Certainly if you actually read the book, or even just skim some of it, you’ll come away wondering how in the world President George W. Bush ever managed to liken it to the Sermon on the Mount.

There are, of course, also nasty, internecine passages in the Old Testament. But in today’s secular Europe and America, with their legal separations of church and state, there are few who take the words as a literal battle cry.

There are in Europe and America no Christian or Judaic equivalents of beheading, IED-detonating, butcher knife-wielding, gunshot-spraying, van-ramming organizations on the scale of ISIS, al-Qaida, Hamas, Hezbollah, Boko Haram, etc.

Such hellfire fringe Christian groups as do claim a biblical mandate for their own intolerance are relatively minuscule in their numbers. And they have no base of funding such as, say, the petro-kingdoms of the Middle East.

Furthermore, there’s no theocratic Christian equivalent anywhere in the world on the order of the Islamic Republic of Iran. Nor any Judaic equivalent.

The constitution of Israel does not call for the destruction of Palestinians. But the constitution of Hamas — the Muslim Brotherhood offshoot based in Palestinian Gaza — does expressly call for the destruction of Israel. And for the elimination of Jews worldwide. (You can look that up, too.)

The butcher-knife-brandishing Adebolago surely didn’t have to sift painstakingly through the Koran to pluck out passages urging violence to advance the cause of Islam.

Islamic “scholars” count such passages to number in the hundreds. (By the inventory of the late Beitullah Mehsud, a Taliban Pakistani hailed as “amir” for killing hundreds of “enemies of Allah,” there are precisely 480 such passages in the holy book.)

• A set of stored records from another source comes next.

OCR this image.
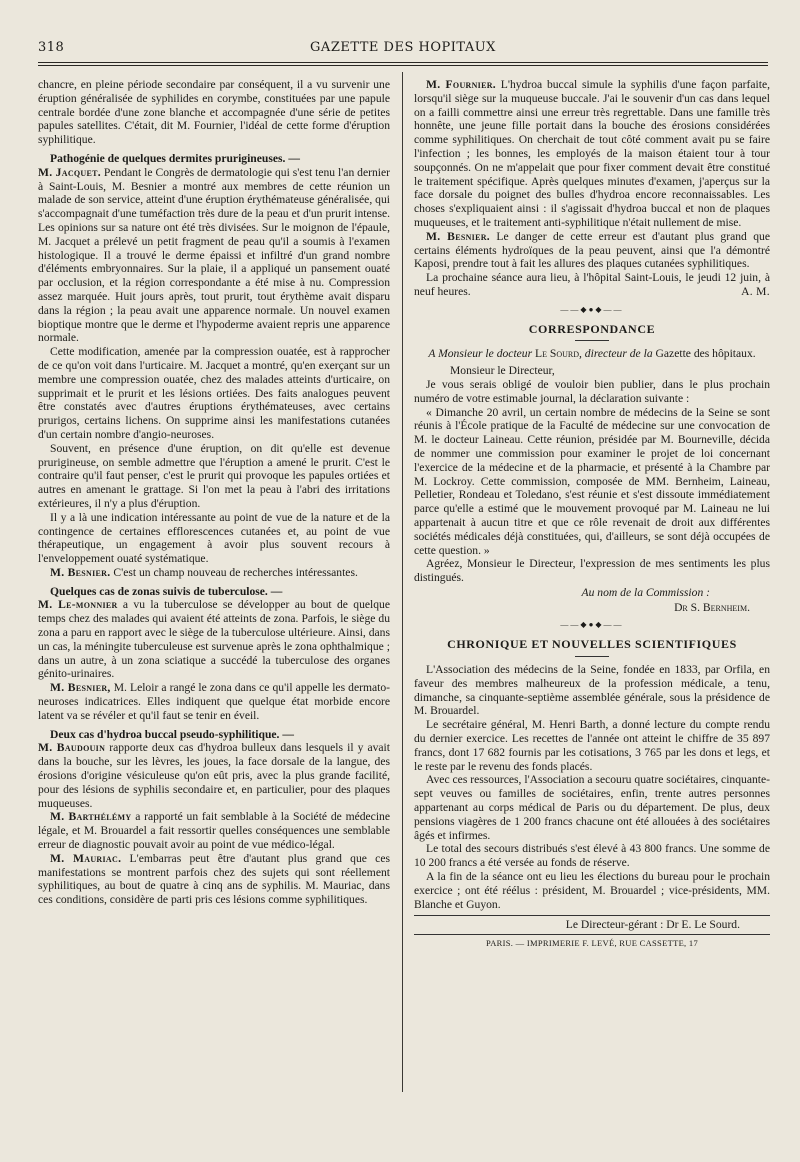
318	GAZETTE DES HOPITAUX

chancre, en pleine période secondaire par conséquent, il a vu survenir une éruption généralisée de syphilides en corymbe, constituées par une papule centrale bordée d'une zone blanche et accompagnée d'une série de petites papules satellites. C'était, dit M. Fournier, l'idéal de cette forme d'éruption syphilitique.

Pathogénie de quelques dermites prurigineuses. —

M. Jacquet. Pendant le Congrès de dermatologie qui s'est tenu l'an dernier à Saint-Louis, M. Besnier a montré aux membres de cette réunion un malade de son service, atteint d'une éruption érythémateuse généralisée, qui s'accompagnait d'une tuméfaction très dure de la peau et d'un prurit intense. Les opinions sur sa nature ont été très divisées. Sur le moignon de l'épaule, M. Jacquet a prélevé un petit fragment de peau qu'il a soumis à l'examen histologique. Il a trouvé le derme épaissi et infiltré d'un grand nombre d'éléments embryonnaires. Sur la plaie, il a appliqué un pansement ouaté par occlusion, et la région correspondante a été mise à nu. Compression assez marquée. Huit jours après, tout prurit, tout érythème avait disparu dans la région ; la peau avait une apparence normale. Un nouvel examen bioptique montre que le derme et l'hypoderme avaient repris une apparence normale.

Cette modification, amenée par la compression ouatée, est à rapprocher de ce qu'on voit dans l'urticaire. M. Jacquet a montré, qu'en exerçant sur un membre une compression ouatée, chez des malades atteints d'urticaire, on supprimait et le prurit et les lésions ortiées. Des faits analogues peuvent être constatés avec d'autres éruptions érythémateuses, avec certains prurigos, certains lichens. On supprime ainsi les manifestations cutanées d'un certain nombre d'angio-neuroses.

Souvent, en présence d'une éruption, on dit qu'elle est devenue prurigineuse, on semble admettre que l'éruption a amené le prurit. C'est le contraire qu'il faut penser, c'est le prurit qui provoque les papules ortiées et autres en amenant le grattage. Si l'on met la peau à l'abri des irritations extérieures, il n'y a plus d'éruption.

Il y a là une indication intéressante au point de vue de la nature et de la contingence de certaines efflorescences cutanées et, au point de vue thérapeutique, un engagement à avoir plus souvent recours à l'enveloppement ouaté systématique.

M. Besnier. C'est un champ nouveau de recherches intéressantes.

Quelques cas de zonas suivis de tuberculose. —

M. Le-monnier a vu la tuberculose se développer au bout de quelque temps chez des malades qui avaient été atteints de zona. Parfois, le siège du zona a paru en rapport avec le siège de la tuberculose ultérieure. Ainsi, dans un cas, la méningite tuberculeuse est survenue après le zona ophthalmique ; dans un autre, à un zona sciatique a succédé la tuberculose des organes génito-urinaires.

M. Besnier, M. Leloir a rangé le zona dans ce qu'il appelle les dermato-neuroses indicatrices. Elles indiquent que quelque état morbide encore latent va se révéler et qu'il faut se tenir en éveil.

Deux cas d'hydroa buccal pseudo-syphilitique. —

M. Baudouin rapporte deux cas d'hydroa bulleux dans lesquels il y avait dans la bouche, sur les lèvres, les joues, la face dorsale de la langue, des érosions d'origine vésiculeuse qu'on eût pris, avec la plus grande facilité, pour des lésions de syphilis secondaire et, en particulier, pour des plaques muqueuses.

M. Barthélémy a rapporté un fait semblable à la Société de médecine légale, et M. Brouardel a fait ressortir quelles conséquences une semblable erreur de diagnostic pouvait avoir au point de vue médico-légal.

M. Mauriac. L'embarras peut être d'autant plus grand que ces manifestations se montrent parfois chez des sujets qui sont réellement syphilitiques, au bout de quatre à cinq ans de syphilis. M. Mauriac, dans ces conditions, considère de parti pris ces lésions comme syphilitiques.

M. Fournier. L'hydroa buccal simule la syphilis d'une façon parfaite, lorsqu'il siège sur la muqueuse buccale. J'ai le souvenir d'un cas dans lequel on a failli commettre ainsi une erreur très regrettable. Dans une famille très honnête, une jeune fille portait dans la bouche des érosions considérées comme syphilitiques. On cherchait de tout côté comment avait pu se faire l'infection ; les bonnes, les employés de la maison étaient tour à tour soupçonnés. On ne m'appelait que pour fixer comment devait être constitué le traitement spécifique. Après quelques minutes d'examen, j'aperçus sur la face dorsale du poignet des bulles d'hydroa encore reconnaissables. Les choses s'expliquaient ainsi : il s'agissait d'hydroa buccal et non de plaques muqueuses, et le traitement anti-syphilitique n'était nullement de mise.

M. Besnier. Le danger de cette erreur est d'autant plus grand que certains éléments hydroïques de la peau peuvent, ainsi que l'a démontré Kaposi, prendre tout à fait les allures des plaques cutanées syphilitiques.

La prochaine séance aura lieu, à l'hôpital Saint-Louis, le jeudi 12 juin, à neuf heures.	A. M.

——◆●◆——
CORRESPONDANCE

A Monsieur le docteur Le Sourd, directeur de la Gazette des hôpitaux.

Monsieur le Directeur,

Je vous serais obligé de vouloir bien publier, dans le plus prochain numéro de votre estimable journal, la déclaration suivante :

« Dimanche 20 avril, un certain nombre de médecins de la Seine se sont réunis à l'École pratique de la Faculté de médecine sur une convocation de M. le docteur Laineau. Cette réunion, présidée par M. Bourneville, décida de nommer une commission pour examiner le projet de loi concernant l'exercice de la médecine et de la pharmacie, et présenté à la Chambre par M. Lockroy. Cette commission, composée de MM. Bernheim, Laineau, Pelletier, Rondeau et Toledano, s'est réunie et s'est dissoute immédiatement parce qu'elle a estimé que le mouvement provoqué par M. Laineau ne lui appartenait à aucun titre et que ce rôle revenait de droit aux différentes sociétés médicales déjà constituées, qui, d'ailleurs, se sont déjà occupées de cette question. »

Agréez, Monsieur le Directeur, l'expression de mes sentiments les plus distingués.

Au nom de la Commission :

Dr S. Bernheim.

——◆●◆——
CHRONIQUE ET NOUVELLES SCIENTIFIQUES

L'Association des médecins de la Seine, fondée en 1833, par Orfila, en faveur des membres malheureux de la profession médicale, a tenu, dimanche, sa cinquante-septième assemblée générale, sous la présidence de M. Brouardel.

Le secrétaire général, M. Henri Barth, a donné lecture du compte rendu du dernier exercice. Les recettes de l'année ont atteint le chiffre de 35 897 francs, dont 17 682 fournis par les cotisations, 3 765 par les dons et legs, et le reste par le revenu des fonds placés.

Avec ces ressources, l'Association a secouru quatre sociétaires, cinquante-sept veuves ou familles de sociétaires, enfin, trente autres personnes appartenant au corps médical de Paris ou du département. De plus, deux pensions viagères de 1 200 francs chacune ont été allouées à des sociétaires âgés et infirmes.

Le total des secours distribués s'est élevé à 43 800 francs. Une somme de 10 200 francs a été versée au fonds de réserve.

A la fin de la séance ont eu lieu les élections du bureau pour le prochain exercice ; ont été réélus : président, M. Brouardel ; vice-présidents, MM. Blanche et Guyon.

Le Directeur-gérant : Dr E. Le Sourd.

PARIS. — IMPRIMERIE F. LEVÉ, RUE CASSETTE, 17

Many of these passages jump right out at you, as they surely must also to the hotheads of the faith. For example 8:12: “I will strike terror into the hearts of those who have disbelieved...so strike them at the necks and cut off their fingers.”

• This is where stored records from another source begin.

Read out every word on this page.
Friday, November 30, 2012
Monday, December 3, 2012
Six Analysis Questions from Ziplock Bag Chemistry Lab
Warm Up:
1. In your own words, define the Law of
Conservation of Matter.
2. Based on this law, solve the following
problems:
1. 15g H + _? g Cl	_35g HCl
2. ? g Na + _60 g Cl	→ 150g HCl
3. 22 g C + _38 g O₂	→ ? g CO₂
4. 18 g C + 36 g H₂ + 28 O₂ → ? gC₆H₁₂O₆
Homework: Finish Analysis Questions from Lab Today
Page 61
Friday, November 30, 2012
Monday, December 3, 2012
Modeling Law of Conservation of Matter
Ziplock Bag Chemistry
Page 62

Or 4:69-76: Let the “martyrs and righteous...fight in the cause of Allah...And he who fights in the cause of Allah and is killed or achieves victory We will bestow upon him a great reward ...”

Such verbiage isn’t easily reconciled with the revered words of America’s heritage vouching to all the “unalienable Rights” of “Life, Liberty and the pursuit of Happiness.”

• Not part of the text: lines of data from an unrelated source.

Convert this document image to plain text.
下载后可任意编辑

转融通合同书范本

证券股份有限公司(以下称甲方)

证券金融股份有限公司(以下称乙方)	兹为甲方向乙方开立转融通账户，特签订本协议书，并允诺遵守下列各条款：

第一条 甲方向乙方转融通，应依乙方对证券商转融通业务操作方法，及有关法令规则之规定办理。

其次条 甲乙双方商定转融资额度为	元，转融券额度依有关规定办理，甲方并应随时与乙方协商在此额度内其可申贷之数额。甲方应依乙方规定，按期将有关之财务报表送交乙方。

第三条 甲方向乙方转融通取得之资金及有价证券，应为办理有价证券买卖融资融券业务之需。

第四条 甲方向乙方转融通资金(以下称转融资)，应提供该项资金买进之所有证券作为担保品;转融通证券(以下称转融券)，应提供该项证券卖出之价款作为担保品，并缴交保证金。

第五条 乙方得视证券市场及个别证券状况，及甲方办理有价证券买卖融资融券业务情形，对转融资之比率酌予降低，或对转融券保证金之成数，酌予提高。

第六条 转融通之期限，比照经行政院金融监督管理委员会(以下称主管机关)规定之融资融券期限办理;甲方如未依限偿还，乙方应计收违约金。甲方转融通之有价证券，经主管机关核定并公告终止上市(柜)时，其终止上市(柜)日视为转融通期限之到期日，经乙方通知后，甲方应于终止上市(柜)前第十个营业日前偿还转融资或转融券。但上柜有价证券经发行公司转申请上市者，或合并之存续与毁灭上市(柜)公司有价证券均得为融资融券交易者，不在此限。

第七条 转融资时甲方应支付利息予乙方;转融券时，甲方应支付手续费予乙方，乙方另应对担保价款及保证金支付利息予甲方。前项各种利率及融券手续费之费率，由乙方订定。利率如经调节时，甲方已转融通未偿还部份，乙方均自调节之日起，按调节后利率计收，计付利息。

Adebolago’s bloody deed, and the similar bloody deeds of like-minded others, may be classified as stark raving mad. But it’s hardly madness to note the plain reality that they do find justification in the text of the Koran.

To insist they don’t, against all evidence to the contrary — that’s what’s truly crazy.

Islam will have to make its own way into the modern world. Or else relegate itself to the role of a dreaded ideological pestilence.

If the faith’s bellicose, intolerant and authoritarian streak prevails, Islam will have earned for itself the scorned label of “Islamofascism.”

It’s no help in this challenge to pretend that flagrant, illiberal excesses in the name of the Islam have absolutely no connection to the faith.